Sous le prétexte du caractère « exceptionnel » de la situation, le Gouvernement fédéral a repris les rênes pendant la pandémie. Mais les cantons ont rapidement exigé haut et fort de reprendre leur autonomie. Est-il vrai que depuis quelques années, une part de plus en plus importante des missions du système de santé est transférée au Gouvernement fédéral ?

Ce sont toujours les cantons qui en ont la responsabilité, et c’est très bien comme cela. Les cantons ont la capacité d’agir en fonction des besoins de leur population et de leurs patients. Pourtant,force est de constater que la tendance est au renforcement du rôle du Gouvernement fédéral. Cela ne convient pas à la FMH et ne va pas dans le sens d’une politique de santé publique adaptée aux besoins.

La politique de santé publique est un domaine très complexe. D’après vous, les parlementaires sont-ils suffisamment informés pour prendre de bonnes décisions ?

Lors des dernières élections, le Parlement a été très fortement renouvelé, et la commission de la santé publique compte elle aussi une grande partie de nouveaux membres. Ces nouveaux parlementaires doivent prendre leurs marques. Et cela prend du temps. Sur les questions complexes, ils reçoivent par ailleurs des informations de différents acteurs, qu’ils essayent de pondérer. Les partis mettent parfois en place une stricte répartition du travail : un membre de la commission s’occupe de la politique de santé publique, tandis qu’un autre se penche sur les oeuvres sociales.

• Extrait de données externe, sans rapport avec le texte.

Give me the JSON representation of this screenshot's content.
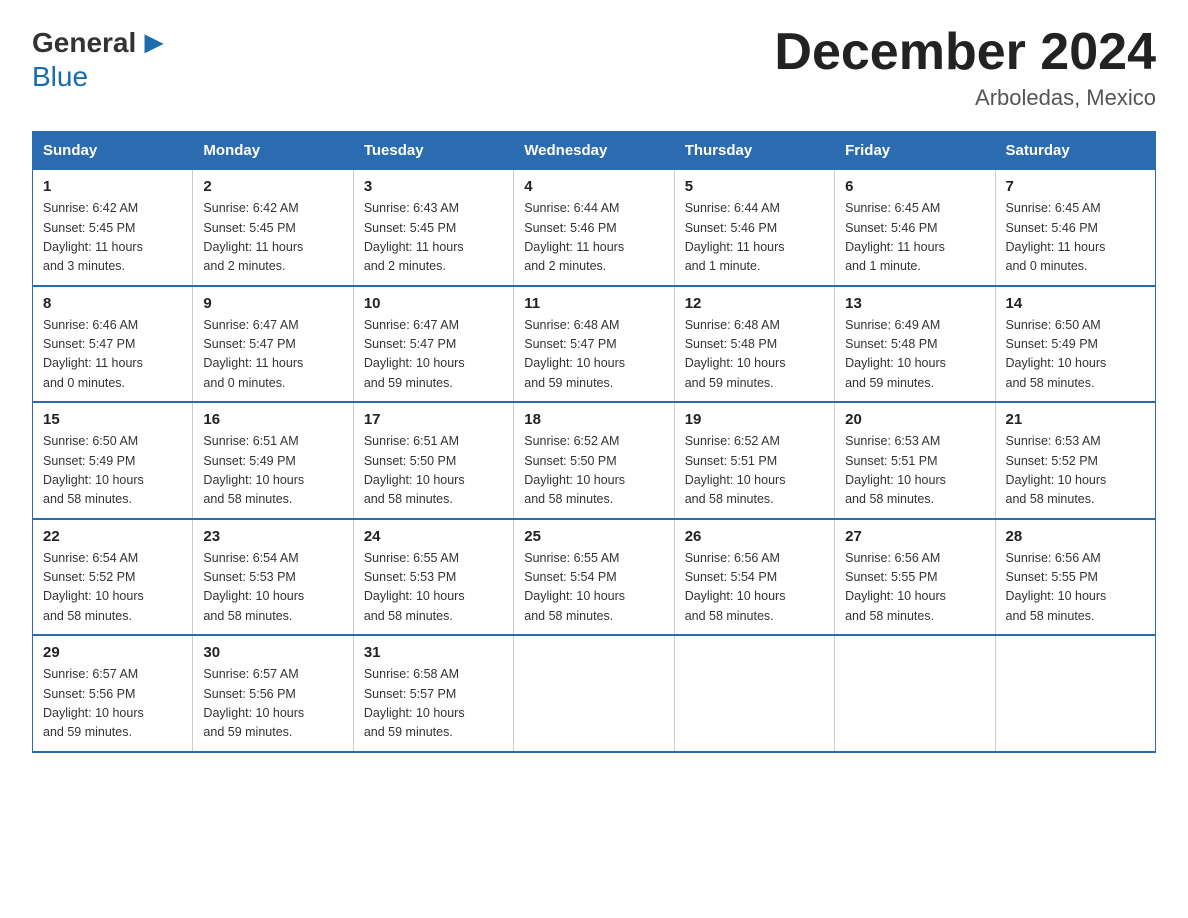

Il peut donc arriver que, dans ces partis, les connaissances soient concentrées sur une seule personne. Cela peut avoir une influence positive aussi bien que négative sur notre travail. Actuellement, la commission de la santé publique est confrontée à une charge de travail considérable. Il est donc plus difficile de se confronter intensément à un sujet en particulier.

Il y aurait au sein de notre Parlement de milice des experts et des expertes de la politique de la santé. Ces parlementaires travaillent- ils dans les commissions correspondantes ?

On constate que les partis sont réticents à l’idée que leurs membres de commission puissent avoir des mandats en lien direct avec les affaires de la commission.

Quelle est votre impression du nouveau Parlement ?

Certains spécialistes de la politique de la santé publique célèbres ne sont plus au Parlement depuis 2019. Cela implique une perte de savoir-faire, et cela se ressent notamment dans notre travail avec la commission. Nous sommes confrontés à de nouvelles idées et à de nouvelles méthodes.

Qu’attendez-vous du nouveau Parlement en matière de politique de la santé ?

Que l’EFAS soit adopté. La FMH souhaite également que les décideurs politiques reconnaissent que le bon fonctionnement du système de santé ne va pas de soi et que nous devons faire preuve de discernement en ce qui concerne les mesures de réduction des coûts. La qualité de la prise en charge et la sécurité d’approvisionnement doivent toujours être prises en compte dans le cadre de ces mesures.

Si vous aviez carte blanche, quelles corrections apporteriez-vous au système de santé suisse ?

J’agirais là où il y a des opportunités. L’EFAS en constitue une. Si l’on pouvait repartir de zéro, il faudrait construire l’infrastructure de la prise en charge médicale différemment. Nous avons néanmoins la possibilité de réorganiser l’infrastructure existante par la collaboration régionale et intercantonale afin denl’orienter vers la tendance à l’ambulatoire.

Cet article est le résultat d’une collaboration entre SDJ et doc.be, le magazine de la Société des médecins du canton de Berne.

Bruno Henggi
Bruno Henggi a étudié l’histoire à Berne et a notamment occupé les postes de secrétaire de parti au PLR, de journaliste à la radio suisse DRS et de directeur de la communication au sein de l’ex-groupe du bâtiment Batigroup. Il a travaillé pendant plus de dix ans pour Interpharma, l’association des entreprises pharmaceutiques suisses pratiquant la recherche. Depuis mai 2019, il est le responsable des affaires publiques de la FMH, la Fédération des médecins suisses.